The arms purchases have worked well for India, politically. It knows that large volume defense imports are a good way to keep Russia – and an increasingly unpredictable Vladimir Putin – happy. A Russia over which India has no leverage commercially is also more likely to tilt towards China. This is especially so given that the U.S.-India strategic relationship stands to potentially antagonize Moscow and has already irked Beijing.
Plainly put, behind all the talk of political solidarity between India and Russia lies cold give-and-take. And by many accounts, keeping Russia on its side (or at least neutral) in event of India’s tussle with China seems to be paying. Witness, as example, Russia’s discreet mediation in the ongoing crisis in eastern Ladakh.
But the flip side to this is that India would also have to simultaneously keep the United States placated, especially with a transactional administration such as Donald Trump’s with whom it has repeatedly clashed over trade and visas. During his visit to India in February this year, India announced its decision to buy $3 billion worth of American weapons. Trump himself sounded like an excited arms salesperson, exclaiming at a rally during his visit: “We make the greatest weapons ever made. Airplanes. Missiles. Rockets. Ships. We make the best and we’re dealing now with India.”

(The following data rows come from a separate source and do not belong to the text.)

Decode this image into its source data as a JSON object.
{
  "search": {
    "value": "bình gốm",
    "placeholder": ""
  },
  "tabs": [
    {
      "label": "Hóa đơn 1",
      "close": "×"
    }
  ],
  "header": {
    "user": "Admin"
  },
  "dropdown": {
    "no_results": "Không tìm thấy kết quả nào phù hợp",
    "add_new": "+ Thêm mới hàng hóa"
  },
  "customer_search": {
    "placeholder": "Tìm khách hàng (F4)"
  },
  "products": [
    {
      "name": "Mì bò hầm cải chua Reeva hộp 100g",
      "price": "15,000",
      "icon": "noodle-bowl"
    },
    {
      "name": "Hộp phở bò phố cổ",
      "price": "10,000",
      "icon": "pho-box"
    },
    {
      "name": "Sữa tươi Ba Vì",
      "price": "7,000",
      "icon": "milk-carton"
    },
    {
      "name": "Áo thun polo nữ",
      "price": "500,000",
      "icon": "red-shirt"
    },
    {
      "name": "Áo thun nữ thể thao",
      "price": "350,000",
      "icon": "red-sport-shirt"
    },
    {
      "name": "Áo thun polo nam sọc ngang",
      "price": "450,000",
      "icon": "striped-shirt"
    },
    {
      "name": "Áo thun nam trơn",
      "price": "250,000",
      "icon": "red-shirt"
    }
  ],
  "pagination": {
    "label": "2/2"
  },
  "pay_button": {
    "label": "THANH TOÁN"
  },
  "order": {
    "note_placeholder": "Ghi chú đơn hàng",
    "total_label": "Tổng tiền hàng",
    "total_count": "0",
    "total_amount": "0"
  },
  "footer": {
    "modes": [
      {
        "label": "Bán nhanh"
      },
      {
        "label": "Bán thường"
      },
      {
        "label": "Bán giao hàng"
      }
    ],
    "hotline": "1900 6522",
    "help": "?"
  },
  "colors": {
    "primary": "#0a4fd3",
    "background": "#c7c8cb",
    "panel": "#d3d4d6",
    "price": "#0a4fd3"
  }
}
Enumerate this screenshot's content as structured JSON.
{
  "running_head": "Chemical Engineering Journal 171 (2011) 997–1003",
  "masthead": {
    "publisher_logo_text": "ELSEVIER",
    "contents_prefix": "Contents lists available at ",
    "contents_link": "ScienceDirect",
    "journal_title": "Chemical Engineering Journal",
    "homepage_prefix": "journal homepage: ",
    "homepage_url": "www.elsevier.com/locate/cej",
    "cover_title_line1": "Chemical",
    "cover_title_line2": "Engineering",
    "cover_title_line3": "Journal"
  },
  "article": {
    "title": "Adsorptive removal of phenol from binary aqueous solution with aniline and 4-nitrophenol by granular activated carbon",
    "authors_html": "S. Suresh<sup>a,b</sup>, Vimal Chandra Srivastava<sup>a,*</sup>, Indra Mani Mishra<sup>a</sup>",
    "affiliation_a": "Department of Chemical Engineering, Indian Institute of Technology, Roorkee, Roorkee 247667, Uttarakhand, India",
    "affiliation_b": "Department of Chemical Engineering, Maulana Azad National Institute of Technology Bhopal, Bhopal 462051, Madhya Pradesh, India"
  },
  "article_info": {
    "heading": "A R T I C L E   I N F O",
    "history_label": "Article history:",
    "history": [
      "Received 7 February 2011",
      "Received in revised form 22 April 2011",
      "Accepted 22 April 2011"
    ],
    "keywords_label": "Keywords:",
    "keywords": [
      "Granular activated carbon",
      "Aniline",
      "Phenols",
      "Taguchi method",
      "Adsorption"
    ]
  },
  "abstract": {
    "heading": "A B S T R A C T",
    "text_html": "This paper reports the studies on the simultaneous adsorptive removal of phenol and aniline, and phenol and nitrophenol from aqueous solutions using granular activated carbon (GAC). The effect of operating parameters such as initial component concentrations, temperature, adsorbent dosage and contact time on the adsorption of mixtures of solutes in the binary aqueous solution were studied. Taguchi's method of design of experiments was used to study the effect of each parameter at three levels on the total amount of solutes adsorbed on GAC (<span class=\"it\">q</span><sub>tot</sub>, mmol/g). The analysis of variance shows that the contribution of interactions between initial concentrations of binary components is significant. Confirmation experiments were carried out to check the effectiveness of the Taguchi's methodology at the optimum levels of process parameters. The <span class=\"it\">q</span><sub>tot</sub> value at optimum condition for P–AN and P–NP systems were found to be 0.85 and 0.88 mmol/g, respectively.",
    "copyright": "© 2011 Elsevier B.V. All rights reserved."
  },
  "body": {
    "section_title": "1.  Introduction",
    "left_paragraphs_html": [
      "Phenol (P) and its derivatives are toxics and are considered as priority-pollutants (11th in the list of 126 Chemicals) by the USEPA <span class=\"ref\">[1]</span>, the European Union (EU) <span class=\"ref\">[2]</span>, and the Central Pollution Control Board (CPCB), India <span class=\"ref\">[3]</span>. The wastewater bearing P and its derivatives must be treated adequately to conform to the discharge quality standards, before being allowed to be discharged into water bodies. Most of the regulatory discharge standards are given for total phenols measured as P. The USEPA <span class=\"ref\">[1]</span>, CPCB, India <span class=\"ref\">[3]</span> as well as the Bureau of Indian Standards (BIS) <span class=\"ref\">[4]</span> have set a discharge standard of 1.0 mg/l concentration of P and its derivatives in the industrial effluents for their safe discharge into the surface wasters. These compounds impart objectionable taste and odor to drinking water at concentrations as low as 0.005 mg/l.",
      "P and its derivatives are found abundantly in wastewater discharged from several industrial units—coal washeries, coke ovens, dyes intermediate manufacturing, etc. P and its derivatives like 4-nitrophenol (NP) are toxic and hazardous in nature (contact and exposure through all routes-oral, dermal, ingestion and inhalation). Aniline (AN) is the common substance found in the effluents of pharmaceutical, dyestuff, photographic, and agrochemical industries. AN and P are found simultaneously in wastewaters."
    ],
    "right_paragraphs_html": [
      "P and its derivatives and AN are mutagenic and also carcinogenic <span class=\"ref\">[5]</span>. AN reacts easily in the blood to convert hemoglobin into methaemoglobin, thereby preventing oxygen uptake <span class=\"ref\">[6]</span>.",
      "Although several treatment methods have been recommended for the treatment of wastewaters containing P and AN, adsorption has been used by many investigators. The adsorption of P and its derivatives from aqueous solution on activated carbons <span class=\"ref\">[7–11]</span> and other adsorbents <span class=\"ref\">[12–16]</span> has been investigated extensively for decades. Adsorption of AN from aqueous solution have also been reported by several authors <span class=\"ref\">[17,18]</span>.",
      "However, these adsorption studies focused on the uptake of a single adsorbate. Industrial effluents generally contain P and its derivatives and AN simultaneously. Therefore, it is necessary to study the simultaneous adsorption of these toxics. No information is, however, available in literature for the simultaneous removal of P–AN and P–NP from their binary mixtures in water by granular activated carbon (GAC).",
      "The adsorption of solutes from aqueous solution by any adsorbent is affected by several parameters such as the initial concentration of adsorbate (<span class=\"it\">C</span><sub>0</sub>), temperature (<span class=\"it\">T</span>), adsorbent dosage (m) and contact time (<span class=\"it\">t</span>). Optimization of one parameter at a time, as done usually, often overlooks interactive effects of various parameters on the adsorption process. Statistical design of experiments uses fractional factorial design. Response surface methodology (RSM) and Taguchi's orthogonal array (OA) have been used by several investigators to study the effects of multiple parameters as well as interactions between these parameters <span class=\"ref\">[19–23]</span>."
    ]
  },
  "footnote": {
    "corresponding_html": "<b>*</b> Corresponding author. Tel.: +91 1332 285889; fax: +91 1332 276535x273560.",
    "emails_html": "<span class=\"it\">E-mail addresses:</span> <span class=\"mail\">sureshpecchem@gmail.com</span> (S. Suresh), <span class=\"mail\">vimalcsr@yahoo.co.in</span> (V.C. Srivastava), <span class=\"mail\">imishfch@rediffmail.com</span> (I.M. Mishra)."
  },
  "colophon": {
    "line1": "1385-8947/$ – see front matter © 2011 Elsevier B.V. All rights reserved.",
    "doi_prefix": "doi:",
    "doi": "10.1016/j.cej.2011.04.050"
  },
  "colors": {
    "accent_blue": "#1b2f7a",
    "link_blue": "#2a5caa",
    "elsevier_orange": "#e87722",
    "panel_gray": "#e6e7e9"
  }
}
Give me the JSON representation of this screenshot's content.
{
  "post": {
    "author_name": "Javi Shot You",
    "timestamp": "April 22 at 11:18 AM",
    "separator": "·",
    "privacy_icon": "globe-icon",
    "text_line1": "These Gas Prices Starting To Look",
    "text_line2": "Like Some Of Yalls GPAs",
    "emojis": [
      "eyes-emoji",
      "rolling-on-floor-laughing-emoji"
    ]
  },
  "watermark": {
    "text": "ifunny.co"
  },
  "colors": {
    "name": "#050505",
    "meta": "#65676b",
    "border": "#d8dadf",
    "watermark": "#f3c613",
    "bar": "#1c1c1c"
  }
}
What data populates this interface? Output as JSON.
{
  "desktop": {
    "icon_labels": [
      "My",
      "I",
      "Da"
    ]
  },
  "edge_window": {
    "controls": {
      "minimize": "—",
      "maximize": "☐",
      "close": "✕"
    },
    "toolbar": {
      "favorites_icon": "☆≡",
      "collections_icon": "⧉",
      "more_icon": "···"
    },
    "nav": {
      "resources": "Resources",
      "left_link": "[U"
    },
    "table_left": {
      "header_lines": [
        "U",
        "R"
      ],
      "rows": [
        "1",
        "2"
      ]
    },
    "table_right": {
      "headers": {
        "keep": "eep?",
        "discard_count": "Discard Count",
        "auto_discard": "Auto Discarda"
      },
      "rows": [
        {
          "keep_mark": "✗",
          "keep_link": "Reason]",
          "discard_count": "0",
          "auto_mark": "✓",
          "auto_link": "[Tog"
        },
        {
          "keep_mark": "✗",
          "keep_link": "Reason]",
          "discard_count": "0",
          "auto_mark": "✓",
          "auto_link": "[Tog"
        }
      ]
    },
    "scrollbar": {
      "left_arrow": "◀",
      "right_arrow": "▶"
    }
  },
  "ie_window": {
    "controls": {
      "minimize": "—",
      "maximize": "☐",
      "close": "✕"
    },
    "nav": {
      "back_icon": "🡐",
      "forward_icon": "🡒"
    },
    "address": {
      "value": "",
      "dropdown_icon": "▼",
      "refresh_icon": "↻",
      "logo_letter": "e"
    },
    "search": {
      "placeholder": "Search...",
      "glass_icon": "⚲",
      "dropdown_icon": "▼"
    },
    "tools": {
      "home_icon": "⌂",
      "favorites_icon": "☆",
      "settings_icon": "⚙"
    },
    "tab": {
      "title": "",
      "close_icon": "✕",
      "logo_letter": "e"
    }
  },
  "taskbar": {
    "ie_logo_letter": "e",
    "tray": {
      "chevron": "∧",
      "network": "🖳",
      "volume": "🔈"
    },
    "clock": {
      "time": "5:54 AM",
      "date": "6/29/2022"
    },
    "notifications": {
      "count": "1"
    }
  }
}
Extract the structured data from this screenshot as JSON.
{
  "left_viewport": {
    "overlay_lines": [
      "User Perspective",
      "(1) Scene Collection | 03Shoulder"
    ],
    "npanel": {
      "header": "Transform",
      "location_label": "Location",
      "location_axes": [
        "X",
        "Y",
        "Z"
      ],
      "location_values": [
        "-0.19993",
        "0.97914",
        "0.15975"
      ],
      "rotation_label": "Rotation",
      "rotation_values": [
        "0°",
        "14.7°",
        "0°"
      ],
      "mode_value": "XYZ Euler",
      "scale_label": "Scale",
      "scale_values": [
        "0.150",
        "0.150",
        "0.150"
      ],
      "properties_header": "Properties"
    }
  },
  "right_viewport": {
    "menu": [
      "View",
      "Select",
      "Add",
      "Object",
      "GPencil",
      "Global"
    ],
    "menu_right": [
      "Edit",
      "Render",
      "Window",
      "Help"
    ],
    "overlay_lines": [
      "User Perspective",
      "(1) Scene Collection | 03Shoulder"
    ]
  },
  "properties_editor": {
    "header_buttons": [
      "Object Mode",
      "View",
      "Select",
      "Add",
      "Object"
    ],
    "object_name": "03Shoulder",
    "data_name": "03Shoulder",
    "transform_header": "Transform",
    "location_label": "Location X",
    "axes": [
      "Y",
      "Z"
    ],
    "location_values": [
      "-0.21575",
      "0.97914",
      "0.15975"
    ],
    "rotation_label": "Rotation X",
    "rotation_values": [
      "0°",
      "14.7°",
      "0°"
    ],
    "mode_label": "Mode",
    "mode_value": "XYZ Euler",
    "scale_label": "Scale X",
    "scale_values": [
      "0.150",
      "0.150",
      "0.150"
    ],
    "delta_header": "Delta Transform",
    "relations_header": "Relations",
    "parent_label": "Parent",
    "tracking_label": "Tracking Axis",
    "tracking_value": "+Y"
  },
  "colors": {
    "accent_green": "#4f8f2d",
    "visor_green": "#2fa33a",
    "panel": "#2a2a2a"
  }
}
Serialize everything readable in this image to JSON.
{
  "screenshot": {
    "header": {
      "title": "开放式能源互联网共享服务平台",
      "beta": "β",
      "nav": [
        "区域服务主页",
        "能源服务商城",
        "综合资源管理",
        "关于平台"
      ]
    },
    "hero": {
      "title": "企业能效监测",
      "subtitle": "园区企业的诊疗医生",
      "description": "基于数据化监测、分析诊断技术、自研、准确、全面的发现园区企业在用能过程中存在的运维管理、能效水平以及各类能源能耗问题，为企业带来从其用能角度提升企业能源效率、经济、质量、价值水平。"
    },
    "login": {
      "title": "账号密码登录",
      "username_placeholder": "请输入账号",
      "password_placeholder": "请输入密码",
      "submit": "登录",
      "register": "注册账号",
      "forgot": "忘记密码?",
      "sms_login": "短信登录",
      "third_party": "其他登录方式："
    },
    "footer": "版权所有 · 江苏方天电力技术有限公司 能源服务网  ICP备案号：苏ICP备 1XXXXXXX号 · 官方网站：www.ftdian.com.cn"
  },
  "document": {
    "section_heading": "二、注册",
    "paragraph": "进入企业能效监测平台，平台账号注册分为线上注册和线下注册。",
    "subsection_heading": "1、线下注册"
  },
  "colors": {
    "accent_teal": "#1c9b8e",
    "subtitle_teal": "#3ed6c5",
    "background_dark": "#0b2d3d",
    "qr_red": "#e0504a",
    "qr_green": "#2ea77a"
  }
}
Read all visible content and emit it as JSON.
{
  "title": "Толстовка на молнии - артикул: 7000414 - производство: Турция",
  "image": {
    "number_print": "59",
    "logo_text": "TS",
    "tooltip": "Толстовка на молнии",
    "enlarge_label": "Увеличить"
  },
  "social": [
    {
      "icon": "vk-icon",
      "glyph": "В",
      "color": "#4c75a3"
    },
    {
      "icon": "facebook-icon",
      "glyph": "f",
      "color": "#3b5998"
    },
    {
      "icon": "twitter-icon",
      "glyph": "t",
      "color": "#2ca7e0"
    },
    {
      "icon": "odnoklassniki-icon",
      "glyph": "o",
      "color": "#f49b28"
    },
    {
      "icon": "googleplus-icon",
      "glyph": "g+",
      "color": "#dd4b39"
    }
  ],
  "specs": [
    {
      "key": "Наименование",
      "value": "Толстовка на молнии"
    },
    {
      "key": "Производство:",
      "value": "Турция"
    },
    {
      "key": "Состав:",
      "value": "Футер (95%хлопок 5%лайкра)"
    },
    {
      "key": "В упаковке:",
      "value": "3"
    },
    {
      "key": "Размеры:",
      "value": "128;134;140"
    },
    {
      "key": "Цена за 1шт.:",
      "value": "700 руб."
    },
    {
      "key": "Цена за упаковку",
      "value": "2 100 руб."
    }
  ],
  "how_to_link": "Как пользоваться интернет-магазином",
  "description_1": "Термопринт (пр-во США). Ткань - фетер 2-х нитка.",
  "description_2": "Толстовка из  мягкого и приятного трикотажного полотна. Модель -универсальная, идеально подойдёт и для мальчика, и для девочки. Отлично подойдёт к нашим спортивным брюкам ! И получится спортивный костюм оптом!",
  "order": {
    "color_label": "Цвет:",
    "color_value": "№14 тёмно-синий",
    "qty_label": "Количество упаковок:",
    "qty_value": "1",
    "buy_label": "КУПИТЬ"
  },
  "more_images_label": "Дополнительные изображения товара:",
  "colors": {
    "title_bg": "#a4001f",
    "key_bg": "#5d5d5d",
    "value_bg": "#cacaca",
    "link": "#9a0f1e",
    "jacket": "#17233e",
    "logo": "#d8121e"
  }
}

A similar dynamic operates when it comes to India’s arms purchases from Israel. Part of the reason why New Delhi has been able to keep Tel Aviv/Jerusalem on its side despite its bonhomie with Riyadh as well as Tehran is because, over the years, defense sales with Israel has grown to become the defining element of the relationship between the two countries. Between 2014-19, 45 percent of Israel’s total defense exports were to India, the largest market for its lucrative defense manufacturers.
India’s arms imports are inextricably linked with its geopolitical tightrope act.